La luz fue transformándose en una imagen que se aclaraba lentamente alrededor de Dak’ir. El actínico hedor permaneció, al igual que la sangre que manchaba sus dientes y su boca. Vio el metal y lo sintió bajo sus botas. Después experimentó una especie de náusea seguida de un repentino vértigo que lo hizo tambalearse mientras el mundo corpóreo volvía a tomar forma.
Estaba en una nave. El dispositivo que Lorkar tenía en la mano era una baliza localizadora a través de la cual los había teleportado a bordo.
—Las náuseas pasarán —les aseguró una chirriante voz que Dak’ir reconoció como la del sargento Lorkar.
Dak’ir se encontraba en una amplia sala circular. Tenía un techo abovedado que se perdía en una insondable oscuridad y estaba débilmente iluminada por una especie de lámparas de sodio. En toda su vasta circunferencia, la estancia estaba forrada con estandartes de tela que describían numerosas victorias con rúbricas escritas en gótico clásico e imágenes de unos astartes con armaduras amarillas y negras que sujetaban en alto cráneos y otros espeluznantes talismanes de adoración. En la cámara se exhibía más de un centenar de campañas, todas referentes a la 2.ª Compañía del Capítulo de los Marines Malevolentes. Los Marines Malevolentes no eran un capítulo de la Primera Fundación. No habían luchado en la Gran Cruzada sometiendo a miles de mundos. Pero a juzgar por sus laureles cualquiera podría pensar lo contrario.

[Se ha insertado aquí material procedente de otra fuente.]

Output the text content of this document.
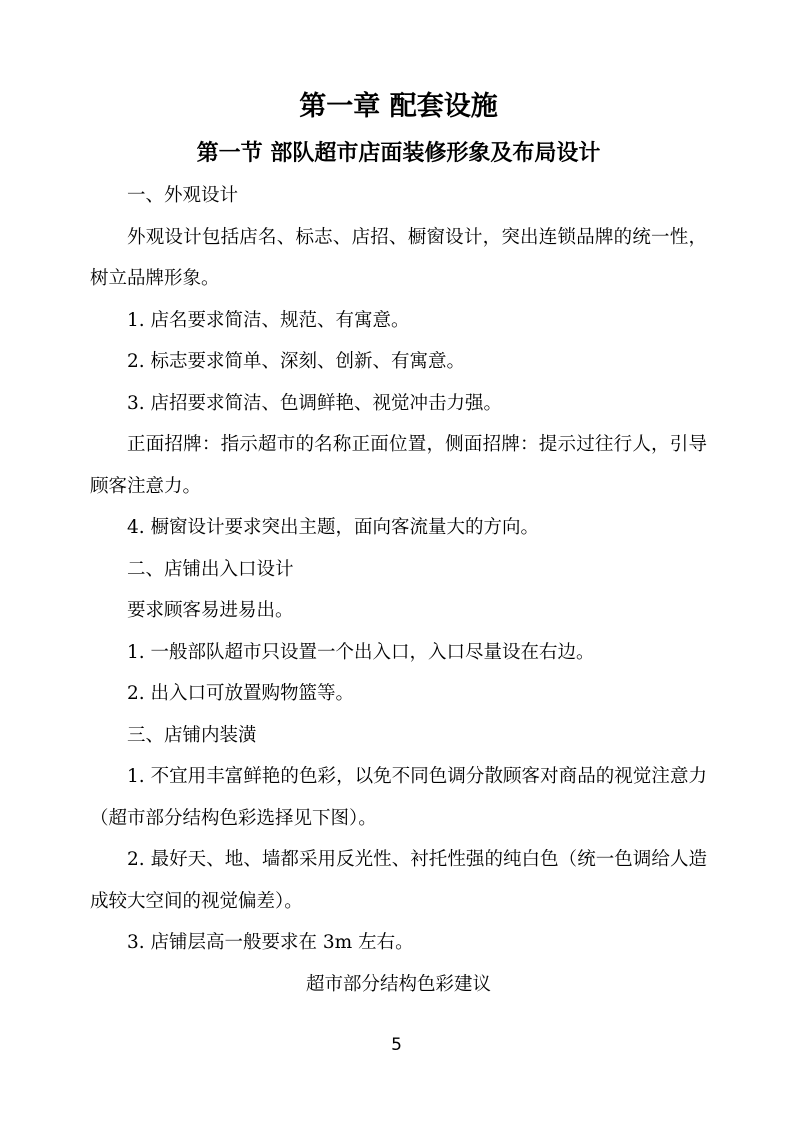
第一章 配套设施
第一节 部队超市店面装修形象及布局设计
一、外观设计
外观设计包括店名、标志、店招、橱窗设计，突出连锁品牌的统一性，
树立品牌形象。
1. 店名要求简洁、规范、有寓意。
2. 标志要求简单、深刻、创新、有寓意。
3. 店招要求简洁、色调鲜艳、视觉冲击力强。
正面招牌：指示超市的名称正面位置，侧面招牌：提示过往行人，引导
顾客注意力。
4. 橱窗设计要求突出主题，面向客流量大的方向。
二、店铺出入口设计
要求顾客易进易出。
1. 一般部队超市只设置一个出入口，入口尽量设在右边。
2. 出入口可放置购物篮等。
三、店铺内装潢
1. 不宜用丰富鲜艳的色彩，以免不同色调分散顾客对商品的视觉注意力
（超市部分结构色彩选择见下图）。
2. 最好天、地、墙都采用反光性、衬托性强的纯白色（统一色调给人造
成较大空间的视觉偏差）。
3. 店铺层高一般要求在 3m 左右。
超市部分结构色彩建议
5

Además de sus estandartes, había otros trofeos: los macabros tótems representados en la tela. Dak’ir vio los desollados cráneos de varios orkos con sus inconfundibles mandíbulas prominentes y frentes inclinadas; la tiránida bioforma que reconocía de la Cámara de la Conmemoración de Prometeo en el ala dedicada a la 2.ª Compañía que narraba sus hazañas en Ymgarl, cuando salvaron la luna de una infestación de genestealers. El cráneo blanco de un odiado eldar también lo miraba desde lo alto con un semblante tan altivo y despectivo en la muerte como lo había sido en vida. Los cascos de batalla de las Legiones Traidoras también estaban presentes, vacíos y con mirada torva. De pronto, Dak’ir vio un casco que no poseía ningún sello del Caos que pudiera reconocer, aunque despertó una punzante sensación de recuerdo en él. Era difícil decirlo con seguridad en aquella penumbra, y todavía seguía luchando contra la desagradable sensación provocada por la reciente teleportación, pero parecía que era de color negro estigio y que una ósea protuberancia sobresalía de la parte superior como una cresta.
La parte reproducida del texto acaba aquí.